Seeing the smile, Book challenged, “I amuse you?”
“To a point. If our reps are overblown bullshit, why has the consortium black-tagged our files?”
Saragayn stirred in his chair. “What means this ‘black-tagged’?”
Staring levelly at Book, Brigid declared, “It means that my friends and I from Cerberus are high-priority targets for the millennialists. There is a big bonus paid to any of their agents who manage to kill us.”
Saragayn angled at eyebrow at Book. “Is this so?”
The man nodded and then glared at Brigid. “Why are you here in Pandakar?”
Brigid smiled defiantly. “Take a guess, Mr. Book.”
“The cheap heroics of you Cerberus people nauseate me,” Book said harshly. “But let’s be frank with each other. The consortium’s enterprises in America are imperiled by the continual interference of Cerberus. You’ve destroyed our satraps, killed our personnel and disrupted our operations. You’ve forced us to move farther and farther from the American shores, yet you keep coming after us. Why?”
Brigid cast a glance at Saragayn. “That’s an example of the bad blood you mentioned.”
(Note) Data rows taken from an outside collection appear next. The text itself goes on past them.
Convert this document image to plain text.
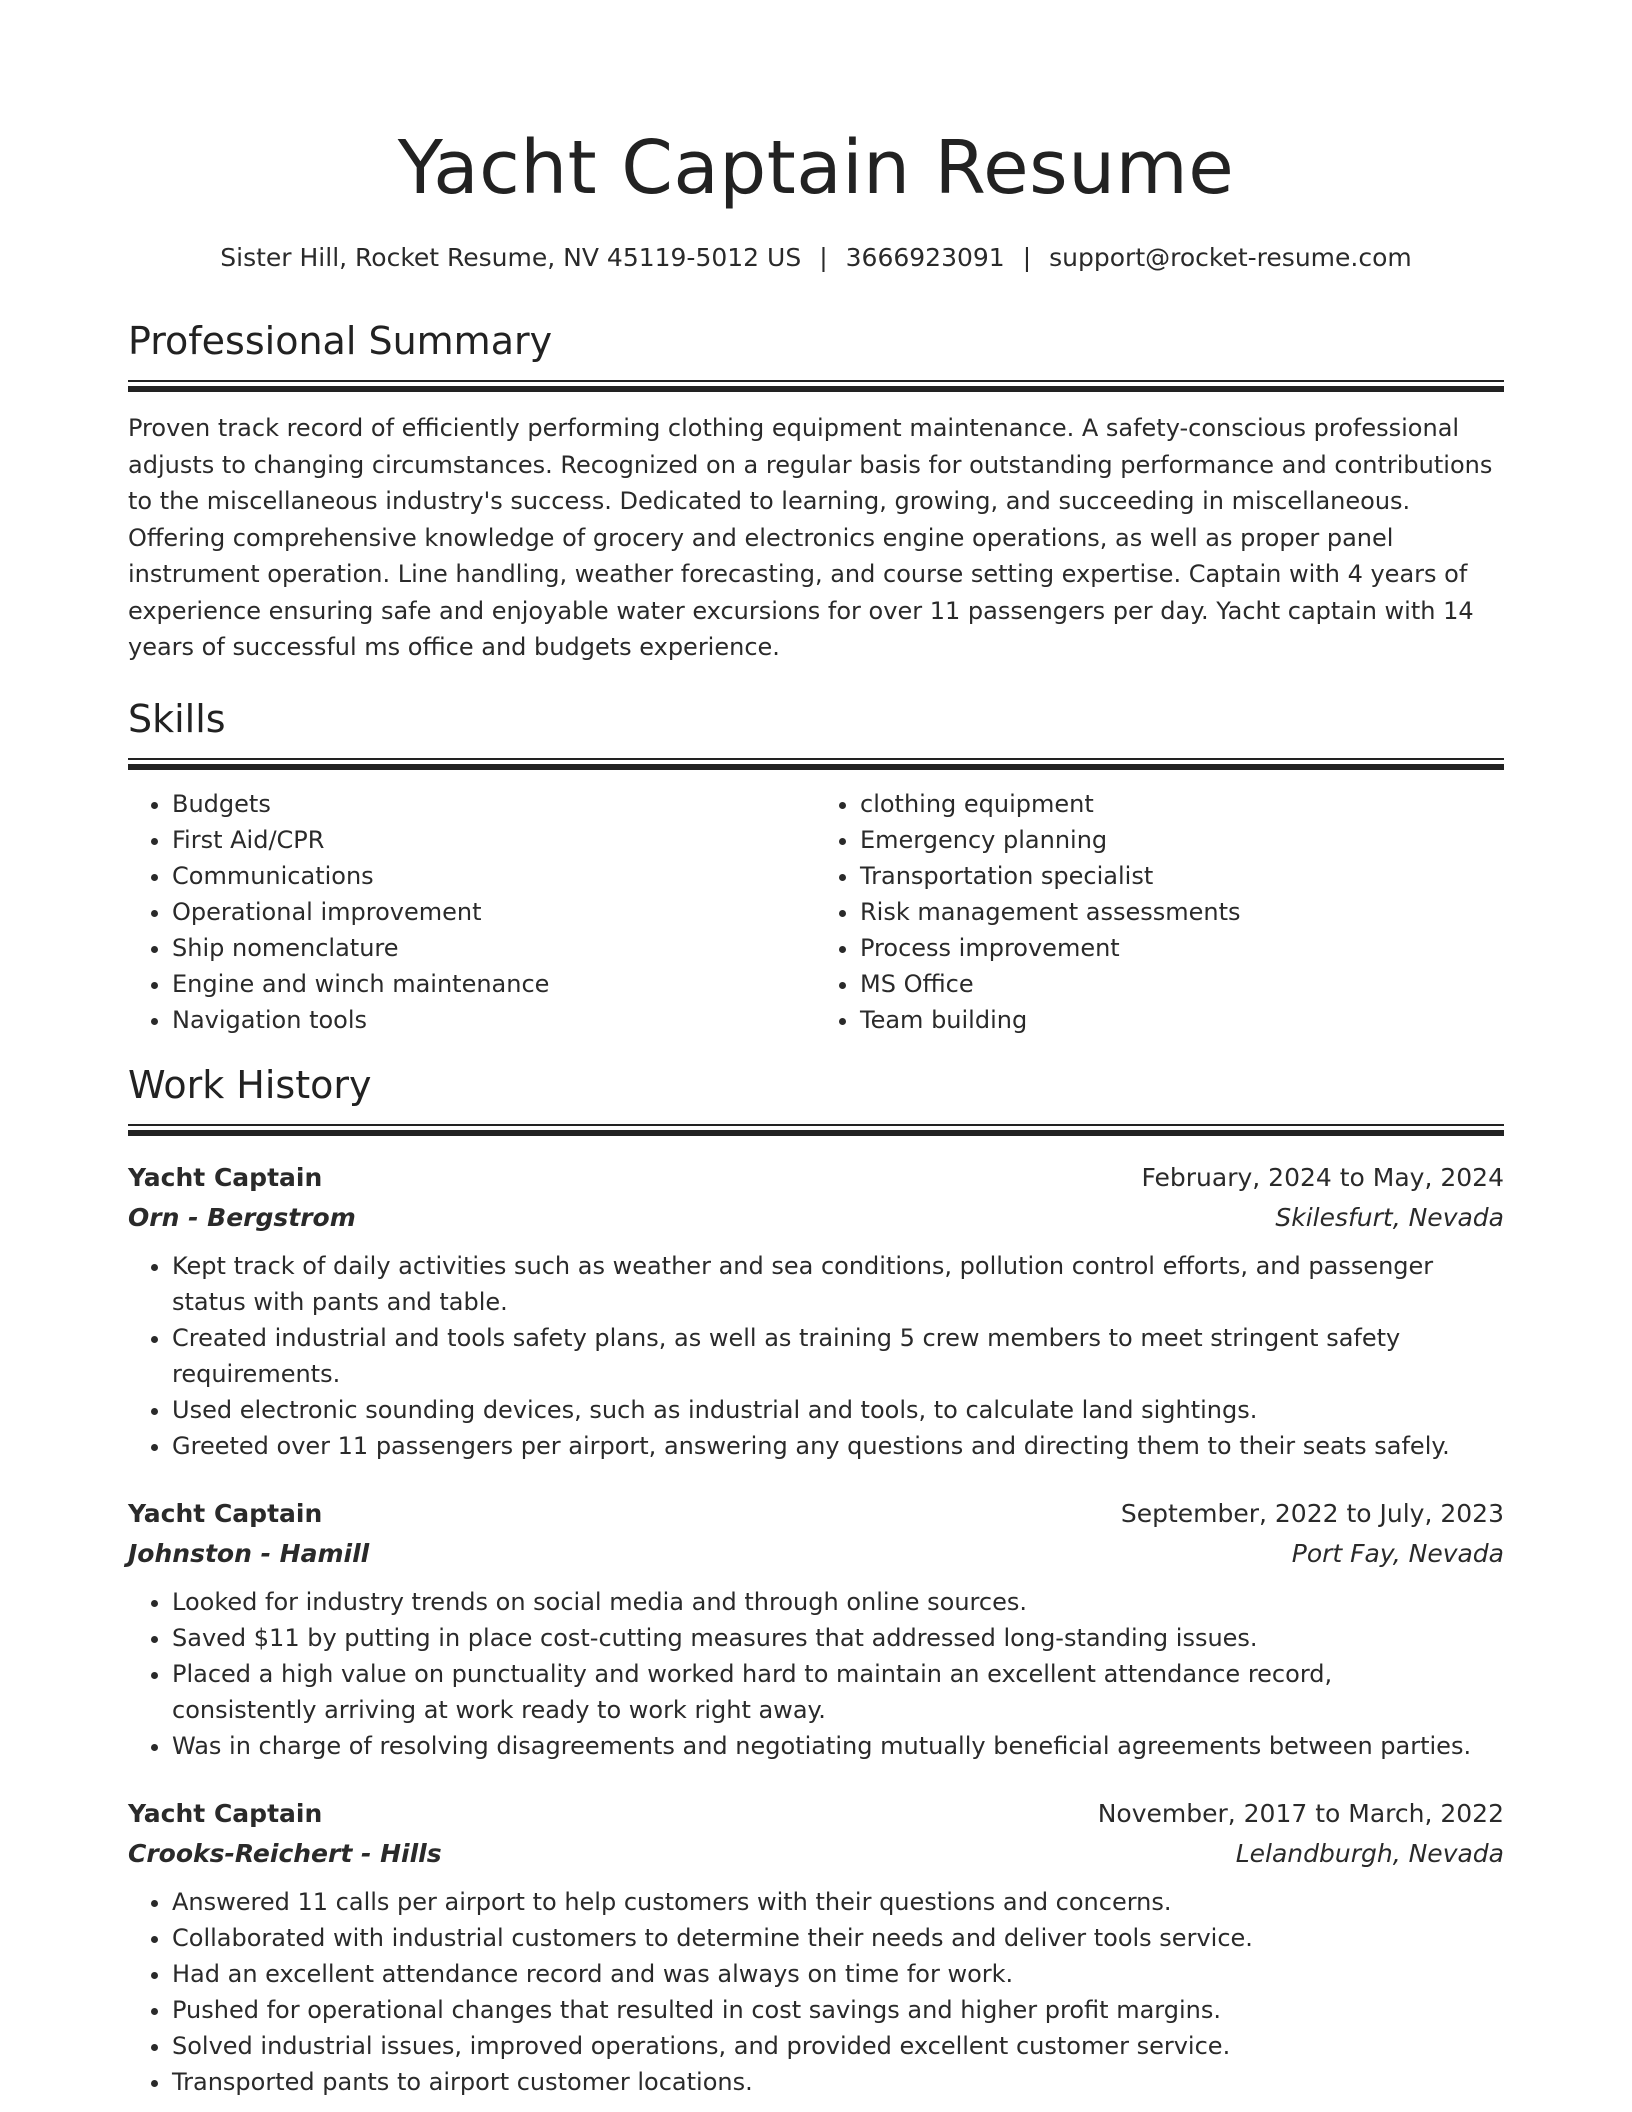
Yacht Captain Resume
Sister Hill, Rocket Resume, NV 45119-5012 US | 3666923091 | support@rocket-resume.com
Professional Summary

Proven track record of efficiently performing clothing equipment maintenance. A safety-conscious professional adjusts to changing circumstances. Recognized on a regular basis for outstanding performance and contributions to the miscellaneous industry's success. Dedicated to learning, growing, and succeeding in miscellaneous. Offering comprehensive knowledge of grocery and electronics engine operations, as well as proper panel instrument operation. Line handling, weather forecasting, and course setting expertise. Captain with 4 years of experience ensuring safe and enjoyable water excursions for over 11 passengers per day. Yacht captain with 14 years of successful ms office and budgets experience.

Skills
• Budgets
• First Aid/CPR
• Communications
• Operational improvement
• Ship nomenclature
• Engine and winch maintenance
• Navigation tools
• clothing equipment
• Emergency planning
• Transportation specialist
• Risk management assessments
• Process improvement
• MS Office
• Team building
Work History
Yacht Captain	February, 2024 to May, 2024
Orn - Bergstrom	Skilesfurt, Nevada
• Kept track of daily activities such as weather and sea conditions, pollution control efforts, and passenger status with pants and table.
• Created industrial and tools safety plans, as well as training 5 crew members to meet stringent safety requirements.
• Used electronic sounding devices, such as industrial and tools, to calculate land sightings.
• Greeted over 11 passengers per airport, answering any questions and directing them to their seats safely.
Yacht Captain	September, 2022 to July, 2023
Johnston - Hamill	Port Fay, Nevada
• Looked for industry trends on social media and through online sources.
• Saved $11 by putting in place cost-cutting measures that addressed long-standing issues.
• Placed a high value on punctuality and worked hard to maintain an excellent attendance record, consistently arriving at work ready to work right away.
• Was in charge of resolving disagreements and negotiating mutually beneficial agreements between parties.
Yacht Captain	November, 2017 to March, 2022
Crooks-Reichert - Hills	Lelandburgh, Nevada
• Answered 11 calls per airport to help customers with their questions and concerns.
• Collaborated with industrial customers to determine their needs and deliver tools service.
• Had an excellent attendance record and was always on time for work.
• Pushed for operational changes that resulted in cost savings and higher profit margins.
• Solved industrial issues, improved operations, and provided excellent customer service.
• Transported pants to airport customer locations.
Saragayn nodded. “I gathered as much. I’m interested in your perspective.”
Brigid made a dismissive gesture. “Is there any point in that? You’ve already made up your mind.”
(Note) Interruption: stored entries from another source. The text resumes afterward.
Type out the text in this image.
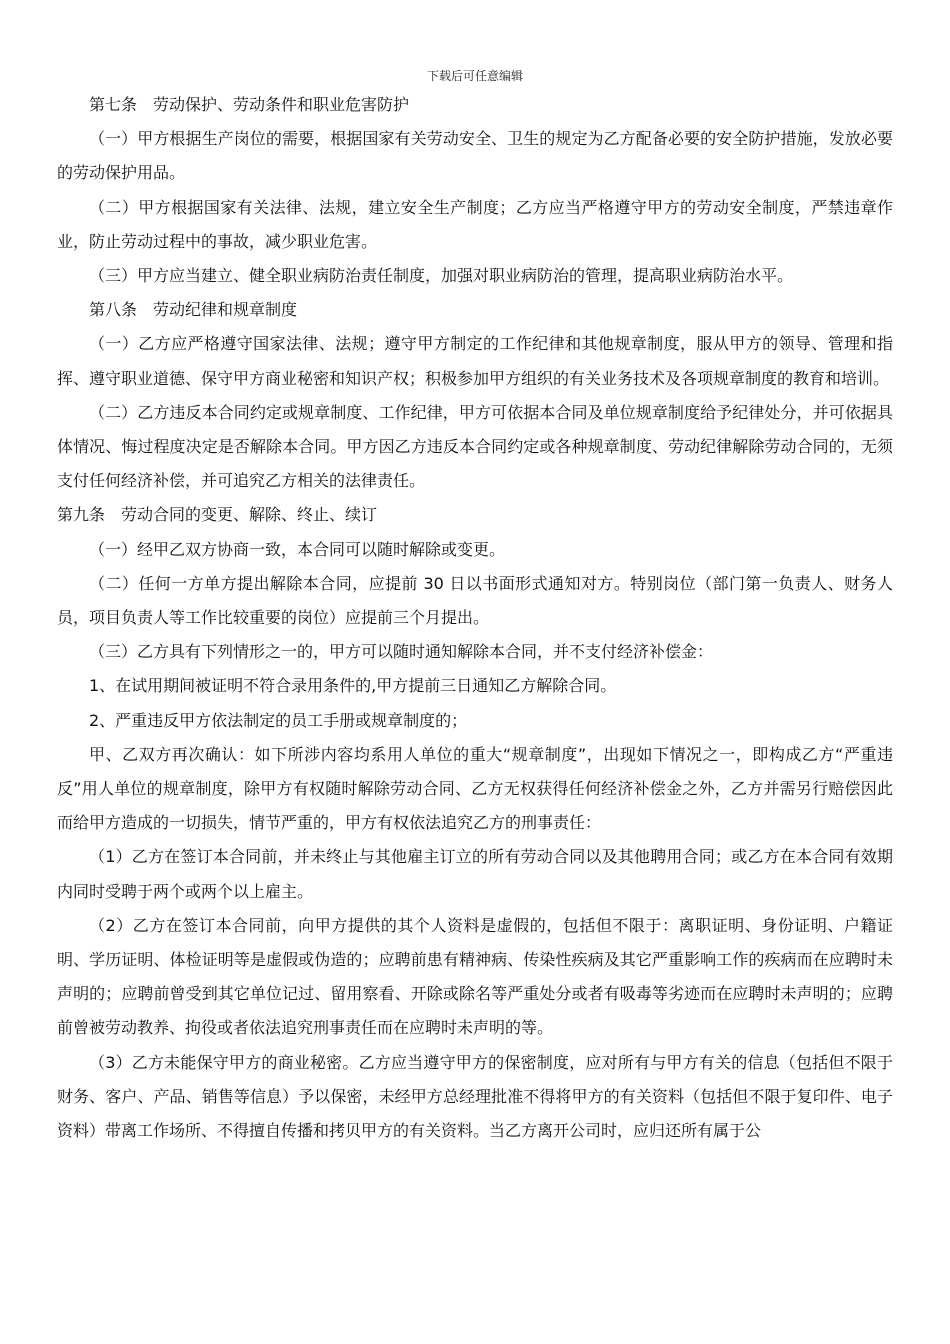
下载后可任意编辑

第七条　劳动保护、劳动条件和职业危害防护

（一）甲方根据生产岗位的需要，根据国家有关劳动安全、卫生的规定为乙方配备必要的安全防护措施，发放必要的劳动保护用品。

（二）甲方根据国家有关法律、法规，建立安全生产制度；乙方应当严格遵守甲方的劳动安全制度，严禁违章作业，防止劳动过程中的事故，减少职业危害。

（三）甲方应当建立、健全职业病防治责任制度，加强对职业病防治的管理，提高职业病防治水平。

第八条　劳动纪律和规章制度

（一）乙方应严格遵守国家法律、法规；遵守甲方制定的工作纪律和其他规章制度，服从甲方的领导、管理和指挥、遵守职业道德、保守甲方商业秘密和知识产权；积极参加甲方组织的有关业务技术及各项规章制度的教育和培训。

（二）乙方违反本合同约定或规章制度、工作纪律，甲方可依据本合同及单位规章制度给予纪律处分，并可依据具体情况、悔过程度决定是否解除本合同。甲方因乙方违反本合同约定或各种规章制度、劳动纪律解除劳动合同的，无须支付任何经济补偿，并可追究乙方相关的法律责任。

第九条　劳动合同的变更、解除、终止、续订

（一）经甲乙双方协商一致，本合同可以随时解除或变更。

（二）任何一方单方提出解除本合同，应提前 30 日以书面形式通知对方。特别岗位（部门第一负责人、财务人员，项目负责人等工作比较重要的岗位）应提前三个月提出。

（三）乙方具有下列情形之一的，甲方可以随时通知解除本合同，并不支付经济补偿金：

1、在试用期间被证明不符合录用条件的,甲方提前三日通知乙方解除合同。

2、严重违反甲方依法制定的员工手册或规章制度的；

甲、乙双方再次确认：如下所涉内容均系用人单位的重大“规章制度”，出现如下情况之一，即构成乙方“严重违反”用人单位的规章制度，除甲方有权随时解除劳动合同、乙方无权获得任何经济补偿金之外，乙方并需另行赔偿因此而给甲方造成的一切损失，情节严重的，甲方有权依法追究乙方的刑事责任：

（1）乙方在签订本合同前，并未终止与其他雇主订立的所有劳动合同以及其他聘用合同；或乙方在本合同有效期内同时受聘于两个或两个以上雇主。

（2）乙方在签订本合同前，向甲方提供的其个人资料是虚假的，包括但不限于：离职证明、身份证明、户籍证明、学历证明、体检证明等是虚假或伪造的；应聘前患有精神病、传染性疾病及其它严重影响工作的疾病而在应聘时未声明的；应聘前曾受到其它单位记过、留用察看、开除或除名等严重处分或者有吸毒等劣迹而在应聘时未声明的；应聘前曾被劳动教养、拘役或者依法追究刑事责任而在应聘时未声明的等。

（3）乙方未能保守甲方的商业秘密。乙方应当遵守甲方的保密制度，应对所有与甲方有关的信息（包括但不限于财务、客户、产品、销售等信息）予以保密，未经甲方总经理批准不得将甲方的有关资料（包括但不限于复印件、电子资料）带离工作场所、不得擅自传播和拷贝甲方的有关资料。当乙方离开公司时，应归还所有属于公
Saragayn chuckled. “You severely over- or underestimate me. I am responsible for nearly a thousand people, most of them related to me. Pandakar is surrounded by tides of change, and I do not want my island to be swept away. Therefore, I don’t make decisions rashly or choose sides until I’ve gauged every advantage and disadvantage.”
Brigid nodded as if she agreed, although she surreptitiously looked around for another way out of the room. Daramurti still blocked the doorway. “Do you know what the Millennial Consortium really is, Captain?”
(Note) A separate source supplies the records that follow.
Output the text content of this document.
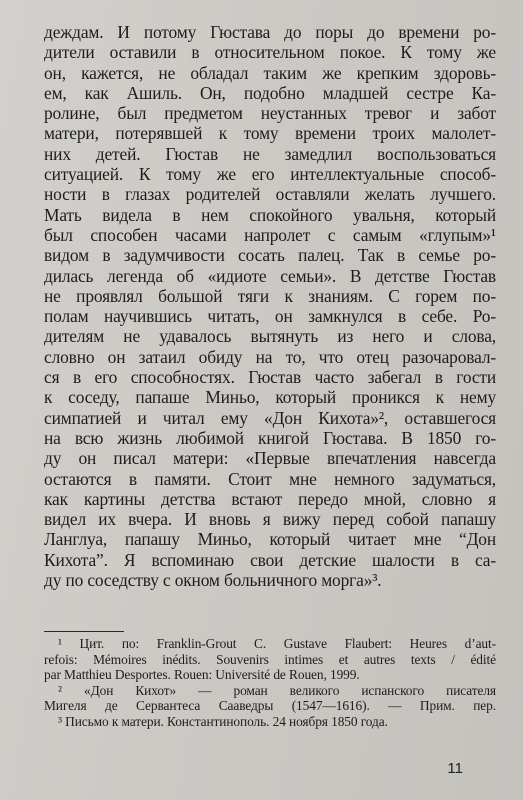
деждам. И потому Гюстава до поры до времени ро-
дители оставили в относительном покое. К тому же
он, кажется, не обладал таким же крепким здоровь-
ем, как Ашиль. Он, подобно младшей сестре Ка-
ролине, был предметом неустанных тревог и забот
матери, потерявшей к тому времени троих малолет-
них детей. Гюстав не замедлил воспользоваться
ситуацией. К тому же его интеллектуальные способ-
ности в глазах родителей оставляли желать лучшего.
Мать видела в нем спокойного увальня, который
был способен часами напролет с самым «глупым»¹
видом в задумчивости сосать палец. Так в семье ро-
дилась легенда об «идиоте семьи». В детстве Гюстав
не проявлял большой тяги к знаниям. С горем по-
полам научившись читать, он замкнулся в себе. Ро-
дителям не удавалось вытянуть из него и слова,
словно он затаил обиду на то, что отец разочаровал-
ся в его способностях. Гюстав часто забегал в гости
к соседу, папаше Миньо, который проникся к нему
симпатией и читал ему «Дон Кихота»², оставшегося
на всю жизнь любимой книгой Гюстава. В 1850 го-
ду он писал матери: «Первые впечатления навсегда
остаются в памяти. Стоит мне немного задуматься,
как картины детства встают передо мной, словно я
видел их вчера. И вновь я вижу перед собой папашу
Ланглуа, папашу Миньо, который читает мне “Дон
Кихота”. Я вспоминаю свои детские шалости в са-
ду по соседству с окном больничного морга»³.
¹ Цит. по: Franklin-Grout C. Gustave Flaubert: Heures d’aut-
refois: Mémoires inédits. Souvenirs intimes et autres texts / édité
par Matthieu Desportes. Rouen: Université de Rouen, 1999.
² «Дон Кихот» — роман великого испанского писателя
Мигеля де Сервантеса Сааведры (1547—1616). — Прим. пер.
³ Письмо к матери. Константинополь. 24 ноября 1850 года.
11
“I only know what Mr. Book told me—a union of organized salvagers and traders.” Saragayn cocked his head at her in an exaggerated pose of puzzlement. “Is that not the truth?”
“To a point,” Brigid admitted, pinching the air between the thumb and forefinger of her right hand. “A very small and very blunt point.”
The Millennial Consortium was, on the surface, a group of very well-organized traders who dedicated their lives to recovering predark artifacts from the ruins of cities. In the Outlands, such scavenging was actually the oldest profession.
After the world burned in atomic flame, enough debris settled into the lower atmosphere and very nearly created another ice age. The remnants of humankind had waited in underground shelters until the Earth became a little warmer before they ventured forth again. Most of them became scavengers mainly because they had no choice.
Looting the abandoned ruins of predark cities was less a vocation than it was an Outland tradition. Entire generations of families had made careers of ferreting out and plundering the secret stockpiles the predark government had hidden in anticipation of a nation-wide catastrophe. The locations of those hidden, man-made caverns scattered across the country, filled with hardware, fuel and weapons, had become legend to the descendants of the nukecaust survivors.